That glint in your eye could be a message

December 10, 2013 | 14:37
That glint in your eye could be a message
That glint in your eye could be a message

Researchers at the University of Washington (USA) and Aalto University (Finland) have built a computerised contact lens and demonstrated its safety by testing it on live eyes. The current lens has just one pixel, but the researchers regard it as a proof of concept device for making lenses with multiple pixels which potentially could be used to project short emails and text messages right into the eye.

 

The contact lens contains an antenna for harvesting energy transmitted by an external source and an IC that stores the energy and powers a transparent sapphire chip with a single blue LED.
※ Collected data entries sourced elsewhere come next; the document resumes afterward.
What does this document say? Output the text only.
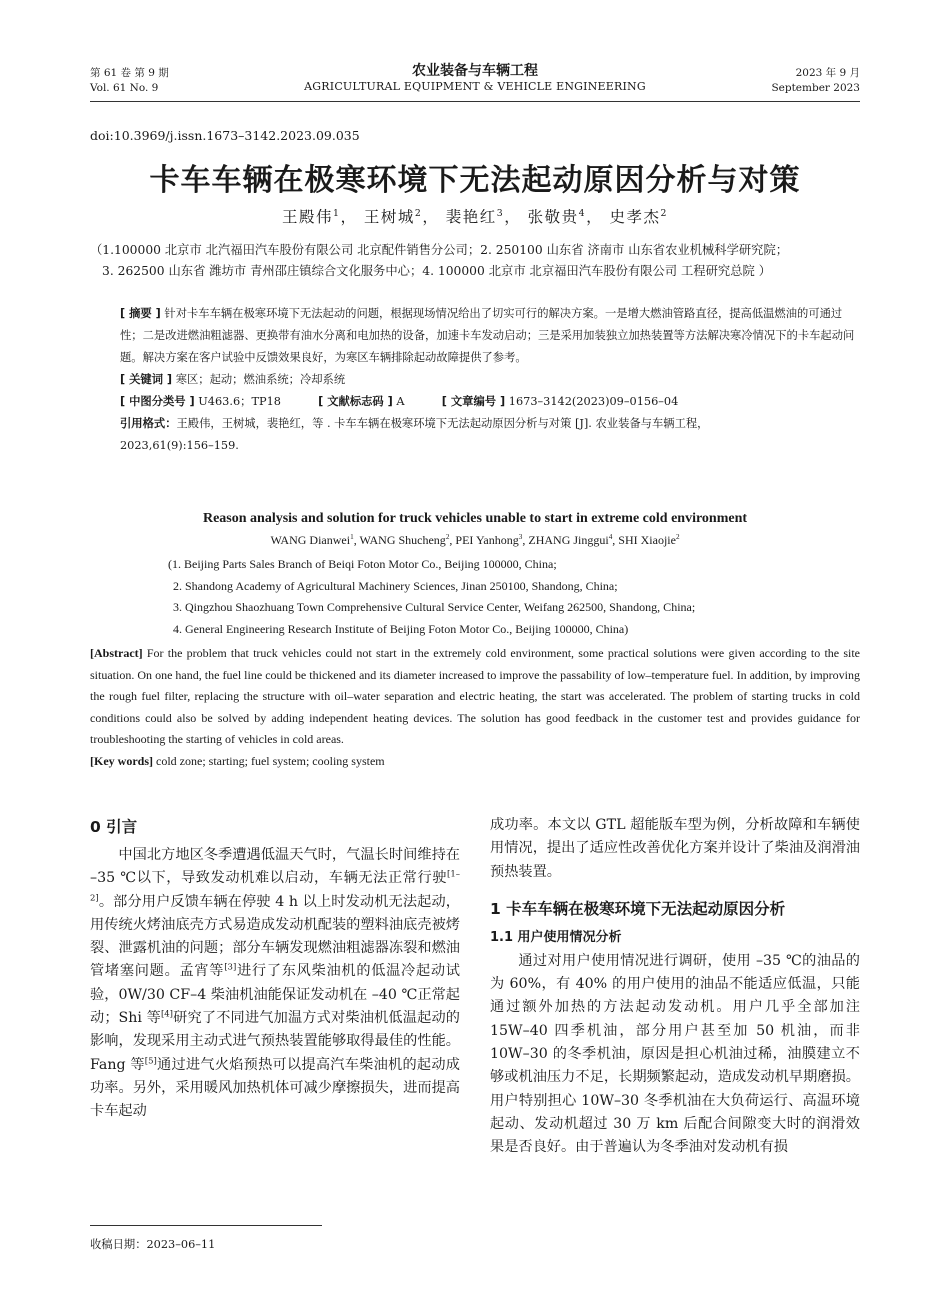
第 61 卷 第 9 期
Vol. 61 No. 9
农业装备与车辆工程
AGRICULTURAL EQUIPMENT & VEHICLE ENGINEERING
2023 年 9 月
September 2023
doi:10.3969/j.issn.1673–3142.2023.09.035
卡车车辆在极寒环境下无法起动原因分析与对策
王殿伟$^1$， 王树城$^2$， 裴艳红$^3$， 张敬贵$^4$， 史孝杰$^2$
（1.100000 北京市 北汽福田汽车股份有限公司 北京配件销售分公司；2. 250100 山东省 济南市 山东省农业机械科学研究院；
3. 262500 山东省 潍坊市 青州邵庄镇综合文化服务中心；4. 100000 北京市 北京福田汽车股份有限公司 工程研究总院 ）

[ 摘要 ] 针对卡车车辆在极寒环境下无法起动的问题，根据现场情况给出了切实可行的解决方案。一是增大燃油管路直径，提高低温燃油的可通过性；二是改进燃油粗滤器、更换带有油水分离和电加热的设备，加速卡车发动启动；三是采用加装独立加热装置等方法解决寒冷情况下的卡车起动问题。解决方案在客户试验中反馈效果良好，为寒区车辆排除起动故障提供了参考。

[ 关键词 ] 寒区；起动；燃油系统；冷却系统

[ 中图分类号 ] U463.6；TP18	[ 文献标志码 ] A	[ 文章编号 ] 1673–3142(2023)09–0156–04

引用格式：王殿伟，王树城，裴艳红，等 . 卡车车辆在极寒环境下无法起动原因分析与对策 [J]. 农业装备与车辆工程，
2023,61(9):156–159.

Reason analysis and solution for truck vehicles unable to start in extreme cold environment
WANG Dianwei$^1$, WANG Shucheng$^2$, PEI Yanhong$^3$, ZHANG Jinggui$^4$, SHI Xiaojie$^2$
(1. Beijing Parts Sales Branch of Beiqi Foton Motor Co., Beijing 100000, China;
2. Shandong Academy of Agricultural Machinery Sciences, Jinan 250100, Shandong, China;
3. Qingzhou Shaozhuang Town Comprehensive Cultural Service Center, Weifang 262500, Shandong, China;
4. General Engineering Research Institute of Beijing Foton Motor Co., Beijing 100000, China)

[Abstract] For the problem that truck vehicles could not start in the extremely cold environment, some practical solutions were given according to the site situation. On one hand, the fuel line could be thickened and its diameter increased to improve the passability of low–temperature fuel. In addition, by improving the rough fuel filter, replacing the structure with oil–water separation and electric heating, the start was accelerated. The problem of starting trucks in cold conditions could also be solved by adding independent heating devices. The solution has good feedback in the customer test and provides guidance for troubleshooting the starting of vehicles in cold areas.

[Key words] cold zone; starting; fuel system; cooling system

0 引言

中国北方地区冬季遭遇低温天气时，气温长时间维持在 –35 ℃以下，导致发动机难以启动，车辆无法正常行驶[1–2]。部分用户反馈车辆在停驶 4 h 以上时发动机无法起动，用传统火烤油底壳方式易造成发动机配装的塑料油底壳被烤裂、泄露机油的问题；部分车辆发现燃油粗滤器冻裂和燃油管堵塞问题。孟宵等[3]进行了东风柴油机的低温冷起动试验，0W/30 CF–4 柴油机油能保证发动机在 –40 ℃正常起动；Shi 等[4]研究了不同进气加温方式对柴油机低温起动的影响，发现采用主动式进气预热装置能够取得最佳的性能。Fang 等[5]通过进气火焰预热可以提高汽车柴油机的起动成功率。另外，采用暖风加热机体可减少摩擦损失，进而提高卡车起动

成功率。本文以 GTL 超能版车型为例，分析故障和车辆使用情况，提出了适应性改善优化方案并设计了柴油及润滑油预热装置。

1 卡车车辆在极寒环境下无法起动原因分析
1.1 用户使用情况分析

通过对用户使用情况进行调研，使用 –35 ℃的油品的为 60%，有 40% 的用户使用的油品不能适应低温，只能通过额外加热的方法起动发动机。用户几乎全部加注 15W–40 四季机油，部分用户甚至加 50 机油，而非 10W–30 的冬季机油，原因是担心机油过稀，油膜建立不够或机油压力不足，长期频繁起动，造成发动机早期磨损。用户特别担心 10W–30 冬季机油在大负荷运行、高温环境起动、发动机超过 30 万 km 后配合间隙变大时的润滑效果是否良好。由于普遍认为冬季油对发动机有损

收稿日期：2023–06–11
In a more elaborate version, it could overlay computer-generated visual information onto real-world imagery and be used in gaming devices and navigation systems. It could also be linked to biosensors in the user's body to provide current information on glucose or lactate levels.

 

One major problem confronting the researchers is that the human eye has a minimum focal distance of several centimetres and cannot resolve objects on a contact lens, so the image would appear blurry. They solved this problem by integrating Fresnel lenses into the device. These nearly planar lenses focus the projected image onto the retina.

 

After the contact lens was tested on its own, it was fitted to the eye of a rabbit, in compliance with strict guidelines for using animals as experimental subjects, to evaluate the effect of the contact lens on the cornea and the body in general. In addition to visualisation techniques, the rabbit’s eye was stained with a fluorescent dye to check for abrasion or thermal burning.

 

According to the head of the research team, the wireless power transmission range needs to be increased by improving the design of the antenna and matching network and optimising the transmission frequency, but their next goal is to incorporate predefined text in the contact lens.